Has another album has inspired so much negativity? In the true spirit of the awkward, deliberately obtuse music fan, there are as many web pages describing how bad it is as there are proclaiming its genius. Here’s what it actually is: an hour-long album of guitar feedback. No, that’s not an abject attempt at wry witticism – it is literally just that, guitar on guitar, howling and feeding back on themselves.
So is it really that awful/great? Well, I listened to it, and… enjoyed it. At the ten minute mark, mild agony sets in, but those brave or dumb enough to stick with will find that it eventually transcends sound itself, and the noise seems to sync with your brainwaves. Like when someone keeps telling the same joke and it eventually becomes funny again. It’s clearly an experiment, taken beyond its logical limitations, and I warmed to it for those exact reasons.

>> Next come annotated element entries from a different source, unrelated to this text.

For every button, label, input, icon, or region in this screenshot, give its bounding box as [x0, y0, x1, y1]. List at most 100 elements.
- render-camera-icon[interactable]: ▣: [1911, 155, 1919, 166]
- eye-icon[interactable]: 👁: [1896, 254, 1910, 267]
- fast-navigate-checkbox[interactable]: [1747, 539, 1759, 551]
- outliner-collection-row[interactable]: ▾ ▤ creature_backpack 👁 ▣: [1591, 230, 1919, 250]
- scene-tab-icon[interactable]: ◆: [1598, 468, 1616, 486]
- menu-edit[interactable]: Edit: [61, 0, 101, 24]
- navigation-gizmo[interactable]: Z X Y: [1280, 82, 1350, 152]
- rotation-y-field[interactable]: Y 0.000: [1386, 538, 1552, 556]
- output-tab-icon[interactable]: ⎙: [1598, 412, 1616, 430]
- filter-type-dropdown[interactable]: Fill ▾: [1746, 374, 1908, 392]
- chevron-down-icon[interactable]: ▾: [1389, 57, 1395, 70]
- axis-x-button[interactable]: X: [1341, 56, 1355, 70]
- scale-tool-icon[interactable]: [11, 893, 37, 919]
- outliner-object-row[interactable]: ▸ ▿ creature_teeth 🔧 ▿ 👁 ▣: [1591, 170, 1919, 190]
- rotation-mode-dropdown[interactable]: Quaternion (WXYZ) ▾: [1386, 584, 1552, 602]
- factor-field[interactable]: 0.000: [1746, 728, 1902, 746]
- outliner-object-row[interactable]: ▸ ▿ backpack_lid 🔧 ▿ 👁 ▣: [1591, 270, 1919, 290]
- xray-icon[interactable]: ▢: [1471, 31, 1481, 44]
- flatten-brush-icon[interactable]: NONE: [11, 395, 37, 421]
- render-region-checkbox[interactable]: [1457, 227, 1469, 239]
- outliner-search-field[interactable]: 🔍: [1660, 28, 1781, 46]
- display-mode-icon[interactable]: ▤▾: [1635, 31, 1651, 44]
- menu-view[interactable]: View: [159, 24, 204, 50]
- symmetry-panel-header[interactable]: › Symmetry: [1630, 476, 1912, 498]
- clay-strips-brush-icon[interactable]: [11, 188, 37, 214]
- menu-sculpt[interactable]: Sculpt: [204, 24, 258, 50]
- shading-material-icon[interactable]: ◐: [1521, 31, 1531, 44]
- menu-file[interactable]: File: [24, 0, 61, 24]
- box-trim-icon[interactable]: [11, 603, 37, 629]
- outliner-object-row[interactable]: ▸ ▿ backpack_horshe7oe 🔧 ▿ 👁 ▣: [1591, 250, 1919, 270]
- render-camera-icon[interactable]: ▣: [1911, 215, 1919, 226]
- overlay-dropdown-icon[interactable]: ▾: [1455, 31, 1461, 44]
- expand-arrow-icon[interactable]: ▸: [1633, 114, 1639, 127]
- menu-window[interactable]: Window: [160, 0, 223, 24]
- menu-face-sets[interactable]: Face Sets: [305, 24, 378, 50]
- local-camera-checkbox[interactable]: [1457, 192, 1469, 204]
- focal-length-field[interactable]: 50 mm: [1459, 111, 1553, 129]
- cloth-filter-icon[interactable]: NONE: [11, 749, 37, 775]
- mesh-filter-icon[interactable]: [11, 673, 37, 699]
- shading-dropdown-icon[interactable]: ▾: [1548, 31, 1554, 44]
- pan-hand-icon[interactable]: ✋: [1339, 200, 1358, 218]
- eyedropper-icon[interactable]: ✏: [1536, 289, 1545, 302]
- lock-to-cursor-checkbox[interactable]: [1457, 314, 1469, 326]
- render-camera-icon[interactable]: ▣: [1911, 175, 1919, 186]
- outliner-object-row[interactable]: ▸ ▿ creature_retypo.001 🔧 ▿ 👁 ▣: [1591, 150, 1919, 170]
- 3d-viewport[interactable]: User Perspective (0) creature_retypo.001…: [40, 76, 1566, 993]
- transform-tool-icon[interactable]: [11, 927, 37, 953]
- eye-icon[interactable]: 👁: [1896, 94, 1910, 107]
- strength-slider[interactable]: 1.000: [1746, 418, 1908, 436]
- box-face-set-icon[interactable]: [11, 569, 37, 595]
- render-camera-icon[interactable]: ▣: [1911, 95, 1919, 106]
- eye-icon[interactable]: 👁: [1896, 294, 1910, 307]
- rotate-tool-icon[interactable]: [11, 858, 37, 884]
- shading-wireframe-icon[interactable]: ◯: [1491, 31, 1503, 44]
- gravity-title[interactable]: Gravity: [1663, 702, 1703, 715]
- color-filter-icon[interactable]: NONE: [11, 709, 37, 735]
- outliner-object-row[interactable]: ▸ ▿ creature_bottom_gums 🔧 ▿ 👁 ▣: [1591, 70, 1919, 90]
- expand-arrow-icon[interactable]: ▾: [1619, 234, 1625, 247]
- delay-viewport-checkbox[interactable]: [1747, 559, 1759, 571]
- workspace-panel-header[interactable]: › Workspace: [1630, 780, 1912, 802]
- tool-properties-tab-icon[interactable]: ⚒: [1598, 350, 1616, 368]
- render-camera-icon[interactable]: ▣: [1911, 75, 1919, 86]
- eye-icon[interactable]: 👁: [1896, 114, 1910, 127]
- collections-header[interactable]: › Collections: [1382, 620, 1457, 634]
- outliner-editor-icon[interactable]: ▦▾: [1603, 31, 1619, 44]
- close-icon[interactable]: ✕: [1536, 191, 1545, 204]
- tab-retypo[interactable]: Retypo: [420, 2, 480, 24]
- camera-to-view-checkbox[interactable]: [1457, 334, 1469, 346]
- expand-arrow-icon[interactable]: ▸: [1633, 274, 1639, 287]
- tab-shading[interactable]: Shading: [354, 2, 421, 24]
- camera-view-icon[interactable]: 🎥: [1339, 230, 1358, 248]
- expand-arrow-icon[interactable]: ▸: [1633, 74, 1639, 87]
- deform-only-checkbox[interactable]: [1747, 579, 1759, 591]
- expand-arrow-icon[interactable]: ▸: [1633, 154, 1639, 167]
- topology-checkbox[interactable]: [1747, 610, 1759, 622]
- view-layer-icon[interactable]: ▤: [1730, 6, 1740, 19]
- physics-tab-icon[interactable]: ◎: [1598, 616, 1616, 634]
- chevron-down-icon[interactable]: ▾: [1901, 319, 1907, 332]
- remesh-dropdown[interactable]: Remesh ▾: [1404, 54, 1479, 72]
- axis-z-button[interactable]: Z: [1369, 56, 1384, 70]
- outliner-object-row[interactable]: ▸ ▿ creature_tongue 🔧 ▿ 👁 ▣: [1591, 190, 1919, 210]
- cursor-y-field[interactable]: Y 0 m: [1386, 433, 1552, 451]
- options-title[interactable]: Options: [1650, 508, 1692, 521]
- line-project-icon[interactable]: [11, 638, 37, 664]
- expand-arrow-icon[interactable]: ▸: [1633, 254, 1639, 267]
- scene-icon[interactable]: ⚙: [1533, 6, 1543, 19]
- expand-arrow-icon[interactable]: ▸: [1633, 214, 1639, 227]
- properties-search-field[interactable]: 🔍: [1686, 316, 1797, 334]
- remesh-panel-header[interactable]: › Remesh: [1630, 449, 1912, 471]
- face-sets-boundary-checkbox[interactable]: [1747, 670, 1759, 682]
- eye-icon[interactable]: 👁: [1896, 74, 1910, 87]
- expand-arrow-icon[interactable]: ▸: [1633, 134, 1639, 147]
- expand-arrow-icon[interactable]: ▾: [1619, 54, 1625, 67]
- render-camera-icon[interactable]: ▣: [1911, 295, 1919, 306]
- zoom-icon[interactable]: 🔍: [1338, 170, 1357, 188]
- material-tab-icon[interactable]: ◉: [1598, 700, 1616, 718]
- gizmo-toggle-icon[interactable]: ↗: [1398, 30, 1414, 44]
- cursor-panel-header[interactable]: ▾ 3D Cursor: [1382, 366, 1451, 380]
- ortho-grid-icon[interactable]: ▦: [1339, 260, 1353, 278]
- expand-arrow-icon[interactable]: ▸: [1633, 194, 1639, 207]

Today’s New Band, Ganz Anders, can take heart from the fact that all they need to do is produce something other than 64 minutes of white noise, and they won’t be hated as much as Lou Reed circa 1974. Ganz Anders make big, long, clunky house music. They’re from Holland, and if you’ve ever been to Holland, you’ll know that a) everyone seems a bit too tall, and b) they know how to have a good time.
Broken is big, grubby, and heavy, like a Victorian steam engine. It sounds along those lines too, intimidating one and all with its unusually hearty beats, pulses and squawks. In the middle it collapses under its own vast mass, before finally clambering back to it’s rightful, relentless pace.
Bells has a section that sounds like one long, extended fart, and yet still has serious house chops – it’d slip into a 1988 setlist at The Hacienda with ease. Autospeck maintains that careful balance between the breakdown and the hands-in-the-air transcendence that all good house music needs.
So Ganz Anders also make abstract noise when they want to. Perhaps Lou Reed was aiming for this, and just got lost on the way. Or wasted. One of these options may be truer than the other. Ganz Anders stayed focused and are having a hell of a time. Rave on!